Como não é opinião o fato de que negros e negras no Brasil e nos Estados Unidos
ainda sofrem com a herança de um passado escravista não resolvido.
De
acordo com o sociólogo Bernard Charlot, um saber só tem valor e sentido por
conta da relação que ele produz com o mundo. Não é o livro que tem valor em si,
mas o que a pessoa fará dele. Ou seja, muitos leem mal e porcamente um livro de
História porque acham que não precisam dele para poder seguir sua vida.
Se
o debate público fosse mais qualificado, a pessoa se sentiria motivada a ler
determinados textos até para não ser humilhada coletivamente no Facebook ou no
Twitter ao expor argumentos ruins, preconceituosos e superficiais. Como dizer
que o nazismo é de esquerda por conta do nome do partido alemão (Hitler se
revira no inferno quando alguém o chama de comunista); que a Terra é plana e é
o centro do universo, apesar de séculos de provas científico e imagens; que a
vacinação adoece crianças e serve apenas para a indústria farmacêutica ganhar
dinheiro; que a ação humana não impacta o clima. Isso é um bom pacote de
sandices, mas não resume toda a ignorância.
O
que temos contudo, é que o discurso violento e simplificador – mais palatável e
que mexe com nossos sentimentos mais primitivos e simples – ecoa e repercute.

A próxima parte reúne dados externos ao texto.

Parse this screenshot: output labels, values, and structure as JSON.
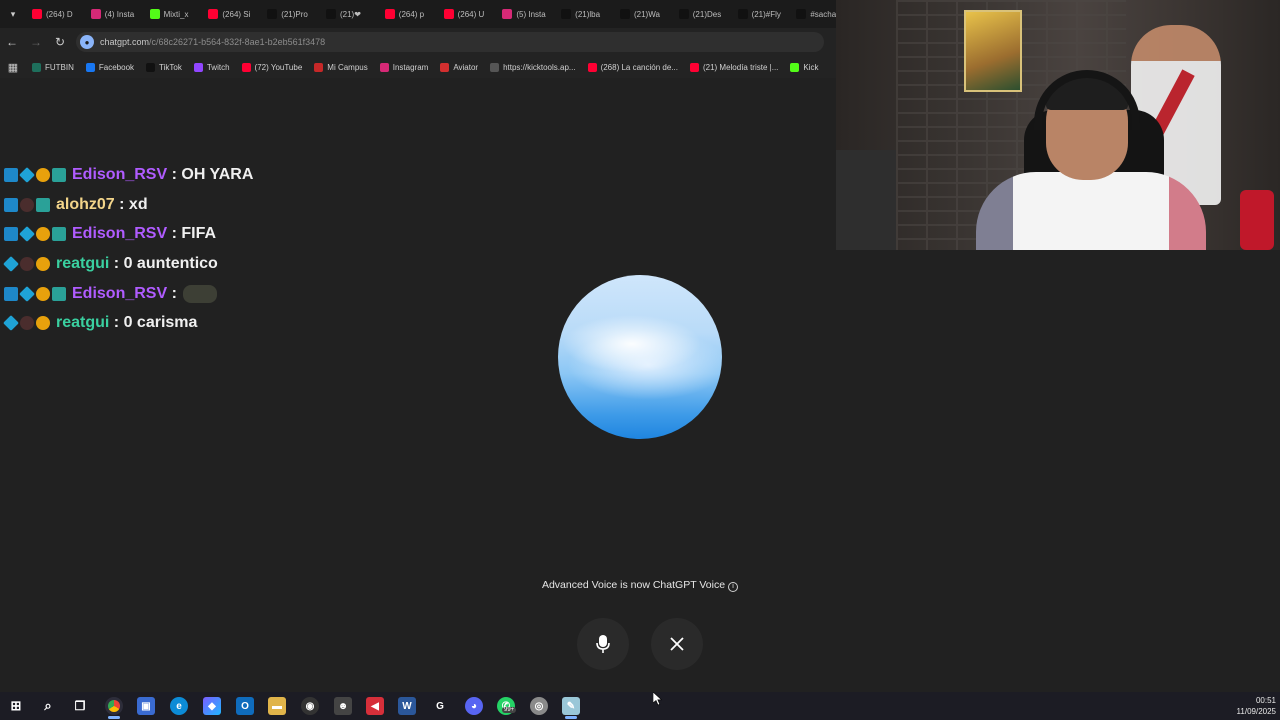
{
  "tabs": [
    {
      "label": "(264) D",
      "icon": "youtube-icon",
      "color": "#ff0033"
    },
    {
      "label": "(4) Insta",
      "icon": "instagram-icon",
      "color": "#d62976"
    },
    {
      "label": "Mixti_x",
      "icon": "kick-icon",
      "color": "#53fc18"
    },
    {
      "label": "(264) Si",
      "icon": "youtube-icon",
      "color": "#ff0033"
    },
    {
      "label": "(21)Pro",
      "icon": "tiktok-icon",
      "color": "#111111"
    },
    {
      "label": "(21)❤",
      "icon": "tiktok-icon",
      "color": "#111111"
    },
    {
      "label": "(264) p",
      "icon": "youtube-icon",
      "color": "#ff0033"
    },
    {
      "label": "(264) U",
      "icon": "youtube-icon",
      "color": "#ff0033"
    },
    {
      "label": "(5) Insta",
      "icon": "instagram-icon",
      "color": "#d62976"
    },
    {
      "label": "(21)lba",
      "icon": "tiktok-icon",
      "color": "#111111"
    },
    {
      "label": "(21)Wa",
      "icon": "tiktok-icon",
      "color": "#111111"
    },
    {
      "label": "(21)Des",
      "icon": "tiktok-icon",
      "color": "#111111"
    },
    {
      "label": "(21)#Fly",
      "icon": "tiktok-icon",
      "color": "#111111"
    },
    {
      "label": "#sacha",
      "icon": "tiktok-icon",
      "color": "#111111"
    }
  ],
  "toolbar": {
    "url_host": "chatgpt.com",
    "url_path": "/c/68c26271-b564-832f-8ae1-b2eb561f3478"
  },
  "bookmarks": [
    {
      "label": "FUTBIN",
      "icon": "futbin-icon",
      "color": "#1e6f5c"
    },
    {
      "label": "Facebook",
      "icon": "facebook-icon",
      "color": "#1877f2"
    },
    {
      "label": "TikTok",
      "icon": "tiktok-icon",
      "color": "#111111"
    },
    {
      "label": "Twitch",
      "icon": "twitch-icon",
      "color": "#9146ff"
    },
    {
      "label": "(72) YouTube",
      "icon": "youtube-icon",
      "color": "#ff0033"
    },
    {
      "label": "Mi Campus",
      "icon": "campus-icon",
      "color": "#c62828"
    },
    {
      "label": "Instagram",
      "icon": "instagram-icon",
      "color": "#d62976"
    },
    {
      "label": "Aviator",
      "icon": "aviator-icon",
      "color": "#d32f2f"
    },
    {
      "label": "https://kicktools.ap...",
      "icon": "grid-icon",
      "color": "#555555"
    },
    {
      "label": "(268) La canción de...",
      "icon": "youtube-icon",
      "color": "#ff0033"
    },
    {
      "label": "(21) Melodía triste |...",
      "icon": "youtube-icon",
      "color": "#ff0033"
    },
    {
      "label": "Kick",
      "icon": "kick-icon",
      "color": "#53fc18"
    }
  ],
  "chat": [
    {
      "user": "Edison_RSV",
      "color": "#b05cff",
      "message": ": OH YARA",
      "badges": [
        "arrow",
        "cube",
        "one",
        "mod"
      ],
      "emote": false
    },
    {
      "user": "alohz07",
      "color": "#f3d58a",
      "message": ": xd",
      "badges": [
        "arrow",
        "bear",
        "mod"
      ],
      "emote": false
    },
    {
      "user": "Edison_RSV",
      "color": "#b05cff",
      "message": ": FIFA",
      "badges": [
        "arrow",
        "cube",
        "one",
        "mod"
      ],
      "emote": false
    },
    {
      "user": "reatgui",
      "color": "#3ad0a0",
      "message": ": 0 auntentico",
      "badges": [
        "cube",
        "bear",
        "one"
      ],
      "emote": false
    },
    {
      "user": "Edison_RSV",
      "color": "#b05cff",
      "message": ":",
      "badges": [
        "arrow",
        "cube",
        "one",
        "mod"
      ],
      "emote": true
    },
    {
      "user": "reatgui",
      "color": "#3ad0a0",
      "message": ": 0 carisma",
      "badges": [
        "cube",
        "bear",
        "one"
      ],
      "emote": false
    }
  ],
  "voice": {
    "notice": "Advanced Voice is now ChatGPT Voice",
    "info_symbol": "i"
  },
  "taskbar": {
    "time": "00:51",
    "date": "11/09/2025",
    "whatsapp_badge": "99+"
  }
}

Esse discurso basta em si mesmo. Não precisa de nada mais do que si próprio
para ser ouvido, entendido e absorvido. Vale ressaltar que esse discurso não é
de hoje e nem monopólio desta porção tropical do mundo.
Em
um debate qualificado quem usa esses argumentos toscos nem seria ouvido.
Contudo, fazem sucesso na rede. Colam rápido, colam fácil. Pois, vale lembrar,
quanto mais qualificado o debate em um universo que não sente a necessidade de
um debate qualificado, menor a arena para consumi-lo.
Lembrando
que ''qualificação'' não significa elitização, muito pelo contrário. Não é algo
chato, hipercodificado, barroco ou acadêmico e sim que ajude o leitor a
perceber a complexidade do mundo em que vive e o ajude a construir o seu
sentido das coisas.
O
problema é que não se qualifica o debate apenas através de ações individuais.

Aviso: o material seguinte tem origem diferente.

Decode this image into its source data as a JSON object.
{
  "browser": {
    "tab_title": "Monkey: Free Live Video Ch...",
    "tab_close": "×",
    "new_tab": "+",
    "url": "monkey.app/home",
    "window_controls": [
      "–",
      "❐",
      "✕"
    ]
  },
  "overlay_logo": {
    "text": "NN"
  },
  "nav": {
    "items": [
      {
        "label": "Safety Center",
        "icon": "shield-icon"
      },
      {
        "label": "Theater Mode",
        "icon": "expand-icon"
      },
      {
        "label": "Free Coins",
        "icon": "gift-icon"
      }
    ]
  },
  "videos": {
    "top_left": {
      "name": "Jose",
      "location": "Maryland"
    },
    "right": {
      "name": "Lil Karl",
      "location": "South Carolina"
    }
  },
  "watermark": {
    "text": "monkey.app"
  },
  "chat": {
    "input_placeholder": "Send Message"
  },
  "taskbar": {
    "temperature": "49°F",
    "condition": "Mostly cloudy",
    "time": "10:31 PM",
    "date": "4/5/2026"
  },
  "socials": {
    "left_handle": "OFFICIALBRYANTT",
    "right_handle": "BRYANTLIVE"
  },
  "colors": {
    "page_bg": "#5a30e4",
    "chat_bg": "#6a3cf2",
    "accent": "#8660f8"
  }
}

Você precisa de uma ação em escala, o que teríamos – na minha opinião – através
do Estado – que é o espaço que regula a concepção de educação e os parâmetros
educacionais. Ou seja, precisamos repensar o ensino para melhorar o debate
público.
Mais
do que isso: precisamos proteger o ensino de História nas escolas contra a
sanha estúpida de pessoas e movimentos que desejam que você saiba a data em que
foi assinada a Lei Áurea, mas não um debate que esclareça porque o 13 de maio
de 1888 não garantiu liberdade e autonomia aos negros e negras deste país. Ou
que defendam que a criança aprenda que a Segunda Guerra Mundial começou quando
a Alemanha invadiu a Polônia, mas reclama se professores discutem em sala sobre
o que pregavam os capitalistas, socialistas e nazistas envolvidos no conflito.
Não podemos deixar que uma Escola sem Cérebro viralize e emburreça nosso
futuro.
Lembrar
é fundamental para que não deixemos certas coisas acontecerem novamente.
Que
a História do sofrimento humano, que moldou a forma como nos relacionamos com o
mundo e com as outras pessoas hoje, seja conhecida e contada nas escolas até
entrar nos ossos e vísceras de nossas crianças e adolescentes a fim de que
nunca esqueçam que a liberdade do qual desfrutam não foi de mão beijada. Mas
custou o sangue, a carne e a saudade de muita gente.